L.P : C’est pour quand ?
RMG : Nous n’avons pas encore fixé de date. Mais, j’espère qu’elle va se tenir cette année, vers la fin de 2012. Quand la pluie aura cessé. Nous allons informer les autorités en premier lieu le Président Alassane Ouattara qui m’a demandée de rentrer au pays afin d’apporter ma contribution à la reconstruction du pays.

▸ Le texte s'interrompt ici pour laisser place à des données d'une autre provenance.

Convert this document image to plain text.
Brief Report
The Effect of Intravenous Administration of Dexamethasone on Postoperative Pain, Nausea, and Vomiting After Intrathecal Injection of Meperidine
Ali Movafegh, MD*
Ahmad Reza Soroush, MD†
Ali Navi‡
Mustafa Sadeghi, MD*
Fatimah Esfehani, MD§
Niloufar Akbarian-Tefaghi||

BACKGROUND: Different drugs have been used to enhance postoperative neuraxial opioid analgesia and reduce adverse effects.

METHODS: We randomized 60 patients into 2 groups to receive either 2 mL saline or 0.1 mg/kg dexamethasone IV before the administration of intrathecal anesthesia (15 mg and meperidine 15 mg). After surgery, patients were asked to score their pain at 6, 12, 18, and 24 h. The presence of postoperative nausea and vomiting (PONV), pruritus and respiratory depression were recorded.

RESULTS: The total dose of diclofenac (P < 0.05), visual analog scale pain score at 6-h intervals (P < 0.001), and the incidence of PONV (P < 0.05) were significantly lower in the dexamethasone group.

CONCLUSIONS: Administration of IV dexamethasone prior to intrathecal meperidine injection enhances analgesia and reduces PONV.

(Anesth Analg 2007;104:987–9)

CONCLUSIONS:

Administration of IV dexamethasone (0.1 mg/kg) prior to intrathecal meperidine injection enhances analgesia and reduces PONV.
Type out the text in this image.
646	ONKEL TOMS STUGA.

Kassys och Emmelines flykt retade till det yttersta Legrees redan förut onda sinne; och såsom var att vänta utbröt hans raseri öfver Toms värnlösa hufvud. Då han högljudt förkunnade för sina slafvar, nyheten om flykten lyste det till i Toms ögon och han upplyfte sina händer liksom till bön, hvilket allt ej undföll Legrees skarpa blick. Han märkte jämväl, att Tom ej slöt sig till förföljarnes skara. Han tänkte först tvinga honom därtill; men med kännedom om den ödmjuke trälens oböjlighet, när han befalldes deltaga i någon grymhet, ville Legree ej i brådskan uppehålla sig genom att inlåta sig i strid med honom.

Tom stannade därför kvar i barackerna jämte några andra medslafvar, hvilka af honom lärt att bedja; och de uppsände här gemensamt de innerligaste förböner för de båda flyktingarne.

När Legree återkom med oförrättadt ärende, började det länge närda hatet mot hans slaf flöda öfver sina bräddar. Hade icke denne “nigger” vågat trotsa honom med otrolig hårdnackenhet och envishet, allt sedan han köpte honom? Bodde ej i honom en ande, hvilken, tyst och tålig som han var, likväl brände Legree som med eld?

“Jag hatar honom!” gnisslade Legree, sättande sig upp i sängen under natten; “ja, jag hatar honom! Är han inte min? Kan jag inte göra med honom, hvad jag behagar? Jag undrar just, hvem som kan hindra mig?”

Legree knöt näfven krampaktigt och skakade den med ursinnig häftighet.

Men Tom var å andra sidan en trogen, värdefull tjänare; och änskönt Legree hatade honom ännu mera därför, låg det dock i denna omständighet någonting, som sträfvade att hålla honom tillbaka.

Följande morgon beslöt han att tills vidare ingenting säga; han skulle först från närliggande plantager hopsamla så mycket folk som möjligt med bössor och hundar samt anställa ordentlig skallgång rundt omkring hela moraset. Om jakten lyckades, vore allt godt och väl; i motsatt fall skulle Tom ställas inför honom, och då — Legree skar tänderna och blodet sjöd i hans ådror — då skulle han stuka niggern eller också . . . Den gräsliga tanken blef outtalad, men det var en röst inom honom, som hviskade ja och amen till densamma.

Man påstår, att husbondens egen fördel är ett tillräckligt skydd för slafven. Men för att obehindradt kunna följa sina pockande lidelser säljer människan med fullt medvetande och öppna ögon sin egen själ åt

L.P. : A propos, comment comptez-vous oeuvrer pour la réconciliation des Ivoiriens ?
RMG : On dit que l’art adoucit les m?urs. Et nous artistes, notre manière d’adoucir les m?urs, c’est d’utiliser la danse traditionnelle pour apaiser les c?urs de nos parents. Je ne viens pas en vedette, mais pour apporter quelque chose. Les gens, qui pleurent à l’Ouest, ne connaissent pas le vedettariat. Ils connaissent leur douleur. Ce que nous voulons faire c’est de les amener à effacer cette douleur. Nous voulons tenir leurs mains et leur faire comprendre que nous croyons en eux. C’est de ça qu’ils ont besoin.


L.P : Qu’avez-vous à dire aux Ivoiriens qui ne croient pas à la réconciliation ?
RMG : Nous savons ce que nous disons, et ce que nous souhaitons. Je suis sûre que quelque part mêmes ceux qui disent qu’ils ne croient pas à la réconciliation, veulent la paix pour la Côte d’Ivoire. Je ne pense pas qu’ils veuillent revivre encore ce qu’ils ont vécu. Au plus profond de lui-même, chacun de nous veut la liberté, veut que ses enfants aillent tranquillement à l’école et réussissent. Les guerres, il y en a eu partout dans le monde entier. Ce n’est pas chez nous seulement qu’elle a eu lieu. Si nous n’apprenons pas à nous pardonner et à vivre ensemble, c’est que nous sommes véritablement perdus. Les Ivoiriens doivent se réconcilier. C’est en se réconciliant que le perdant d’hier peut être le gagnant d’aujourd’hui. C’est en se réconciliant que deux personnes qui ne se comprenaient pas, vont se comprendre. La réconciliation est indispensable. Le chef de l’Etat a appelé avec humilité tous les Ivoiriens à la réconciliation. Nous devons tous y aller sans hésiter. Nous devons saisir cette main tendue pour nous réconcilier. Et panser nos plaies. Allons-y à la réconciliation quels que soient nos problèmes. Réglons-les ensemble. Et la Côte d’Ivoire repartira de bon pied. Il y va de notre bonheur à tous.


L.P. Est-ce un retour définitif au pays ?
RMG : Oui. Mais, je serais amené à voyager souvent. Pour des raisons de santé. Car, je souffre d’une maladie chronique. Elle ne guérit pas complètement. Mais, avec la chaleur et l’amour que tout le monde m’a apportés, j’oublie souvent ma maladie.